17 Avr 2026, ven

Au Cameroun, l’espoir d’une parole du pape sur la répression politique

Au Cameroun, l’espoir d’une parole du pape sur la répression politique

À l’occasion de son déplacement, la société civile interpelle le souverain pontife et espère faire émerger un débat étouffé depuis des années sur les détentions liées à la crise anglophone et aux répressions politiques.

L’arrivée de Léon XIV au Cameroun ne se limite pas à une visite pastorale. Dans un pays marqué par des tensions politiques persistantes, sa présence cristallise les attentes de nombreux acteurs, bien au-delà du cadre religieux.

Face aux autorités et à l’Église, une autre voix se fait entendre : celle de la société civile, qui voit dans ce déplacement une occasion rare de remettre au premier plan la question des prisonniers politiques.

Une mobilisation autour d’une visite symbolique

Depuis plusieurs jours, des organisations et figures de la société civile se coordonnent pour porter un message clair. Elles demandent une intervention morale du pape auprès de Paul Biya afin d’obtenir la libération de milliers de détenus et la révision de textes jugés répressifs.

Cette mobilisation s’inscrit dans un contexte où la parole publique reste contrainte. La venue d’une figure internationale offre une tribune que ces acteurs cherchent à utiliser pour briser le silence.

Une crise enracinée dans le système politique

Au cœur de cette interpellation, un constat : celui d’une détérioration prolongée de l’État de droit. Les détentions liées à la crise anglophone et aux contestations électorales se sont multipliées au fil des années.

Une grande partie des personnes incarcérées n’a pas été jugée, nourrissant un sentiment d’injustice durable. Parmi elles, opposants politiques, militants et journalistes composent un paysage carcéral étroitement lié aux tensions politiques du pays.

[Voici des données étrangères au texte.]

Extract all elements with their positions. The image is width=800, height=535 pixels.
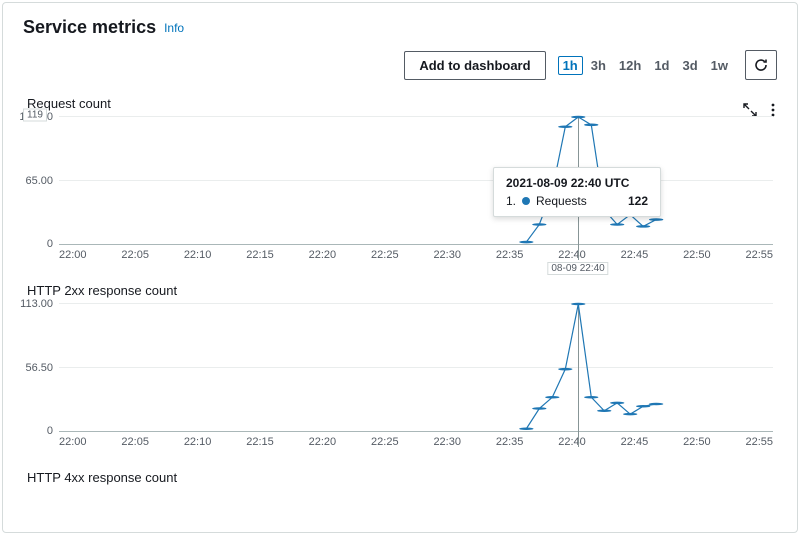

Cette situation s’est accentuée après la dernière réélection de Paul Biya, dans un climat marqué par des contestations et une réponse sécuritaire ferme.

Entre peur et espoir

Dans ce contexte, la visite de Léon XIV suscite des réactions contrastées. Certains redoutent qu’elle serve à renforcer l’image du pouvoir en place. D’autres y voient une opportunité de faire émerger des revendications longtemps contenues.

Des campagnes citoyennes ont été lancées pour attirer l’attention sur les conditions de détention, dénonçant mauvais traitements et pratiques abusives. Une pétition internationale a rassemblé un soutien important, signe d’une mobilisation qui dépasse les frontières nationales.

La pression des familles et des collectifs

Les proches des détenus jouent un rôle central dans cette dynamique. Des collectifs ont transmis des messages à l’Église, espérant que le pape relaie leur appel.

Derrière ces démarches, une attente : celle d’une parole capable d’infléchir, même marginalement, la position des autorités. L’histoire récente montre que, dans certains contextes, une intervention morale peut ouvrir des espaces de dialogue.

Un rôle moral face à un blocage politique

Mais les marges de manœuvre restent limitées. La question des prisonniers politiques s’inscrit dans un équilibre politique plus large, où les autorités entendent conserver le contrôle.

Pour autant, la figure de Léon XIV, perçue comme familière des contextes autoritaires, nourrit l’espoir d’une prise de position qui dépasserait le simple cadre spirituel.

Une attente qui dépasse la visite

Au-delà de l’événement, la mobilisation actuelle révèle une tension plus profonde. Celle d’une société en quête de reconnaissance et de justice, face à un système perçu comme fermé.

Reste à savoir si cette séquence ouvrira un espace, même limité, ou si elle s’ajoutera à une série d’appels sans réponse. Dans un pays où la parole est rare, chaque occasion devient un moment décisif.